Computational Drug Repositioning for Targeting PfEMP1: Potential Therapeutics for Cerebral Malaria in Plasmodium falciparum.

Abstract

Cerebral malaria, a severe complication form of Plasmodium falciparum infection, remains a major global health challenge with limited treatment options. The National Programme currently recommends quinine- and artemisinin-based combination therapy (ACT) for the treatment of severe malaria. However, the growing resistance to these treatments highlights the urgent need for alternative therapeutic strategies. A key factor in cerebral malaria pathophysiology is P. falciparum erythrocyte membrane protein 1 (PfEMP1), which facilitates the sequestration of infected red blood cells in the microvasculature. Targeting PfEMP1 represents a promising approach for therapeutic interventions.

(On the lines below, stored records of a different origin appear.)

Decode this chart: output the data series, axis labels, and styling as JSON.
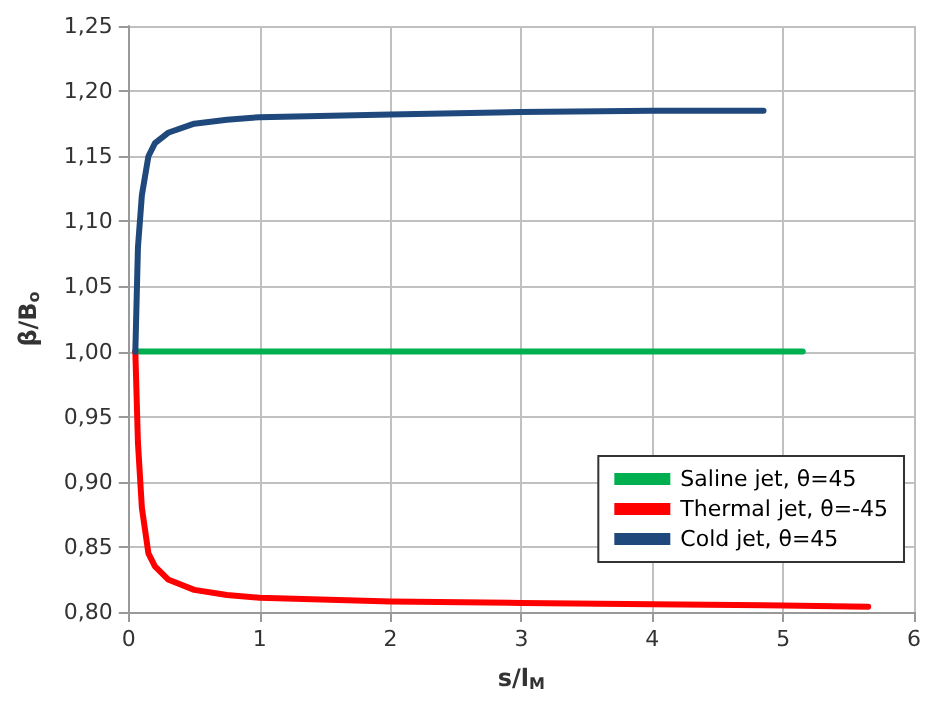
{
  "chart_data": {
    "type": "line",
    "xlabel": "s/l$_{M}$",
    "ylabel": "β/B$_{o}$",
    "xlim": [
      0,
      6
    ],
    "xticks": [
      0,
      1,
      2,
      3,
      4,
      5,
      6
    ],
    "ylim": [
      0.8,
      1.25
    ],
    "yticks": [
      {
        "value": 0.8,
        "label": "0,80"
      },
      {
        "value": 0.85,
        "label": "0,85"
      },
      {
        "value": 0.9,
        "label": "0,90"
      },
      {
        "value": 0.95,
        "label": "0,95"
      },
      {
        "value": 1.0,
        "label": "1,00"
      },
      {
        "value": 1.05,
        "label": "1,05"
      },
      {
        "value": 1.1,
        "label": "1,10"
      },
      {
        "value": 1.15,
        "label": "1,15"
      },
      {
        "value": 1.2,
        "label": "1,20"
      },
      {
        "value": 1.25,
        "label": "1,25"
      }
    ],
    "grid": true,
    "legend": "bottom right",
    "marker": "none",
    "line_style": "solid",
    "series": [
      {
        "name": "Saline jet, θ=45",
        "color": "#00b050",
        "x": [
          0.05,
          5.15
        ],
        "values": [
          1.0,
          1.0
        ]
      },
      {
        "name": "Thermal jet, θ=-45",
        "color": "#ff0000",
        "x": [
          0.05,
          0.07,
          0.1,
          0.15,
          0.2,
          0.3,
          0.5,
          0.75,
          1,
          2,
          3,
          4,
          5,
          5.65
        ],
        "values": [
          1.0,
          0.93,
          0.88,
          0.845,
          0.835,
          0.825,
          0.817,
          0.813,
          0.811,
          0.808,
          0.807,
          0.806,
          0.805,
          0.804
        ]
      },
      {
        "name": "Cold jet, θ=45",
        "color": "#1f497d",
        "x": [
          0.05,
          0.07,
          0.1,
          0.15,
          0.2,
          0.3,
          0.5,
          0.75,
          1,
          2,
          3,
          4,
          4.85
        ],
        "values": [
          1.0,
          1.08,
          1.12,
          1.15,
          1.16,
          1.168,
          1.175,
          1.178,
          1.18,
          1.182,
          1.184,
          1.185,
          1.185
        ]
      }
    ]
  }
}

This study uses a multi-modal computational approach to identify FDA-approved drugs that could be repurposed to target PfEMP1. Among the top candidate molecules are Lumacaftor, Vilazodone, Tucatinib, Lenvatinib, and Hydrocortisone Cypionate, which exhibit favorable docking energies (-9.1 to -8.3 kcal/mol) and potential oral bioavailability, as determined by receptor-based screening and absorbed, distributed, metabolized, and eliminated (ADME) analysis. Molecular dynamics simulations confirm stable interactions between these drug molecules and PfEMP1, supported by favorable potential energy profiles and structural stability. Additionally, protein-ligand interaction analysis identifies key residues involved in drug binding, providing insights into their molecular effectiveness. Gibbs's free energy landscape analysis further reinforces the stability of these drug-protein complexes, underscoring their potential as therapeutic agents. These findings highlight the significant role of computational approaches in drug discovery and offer valuable insights into repurposing FDA-approved drugs for cerebral malaria treatment.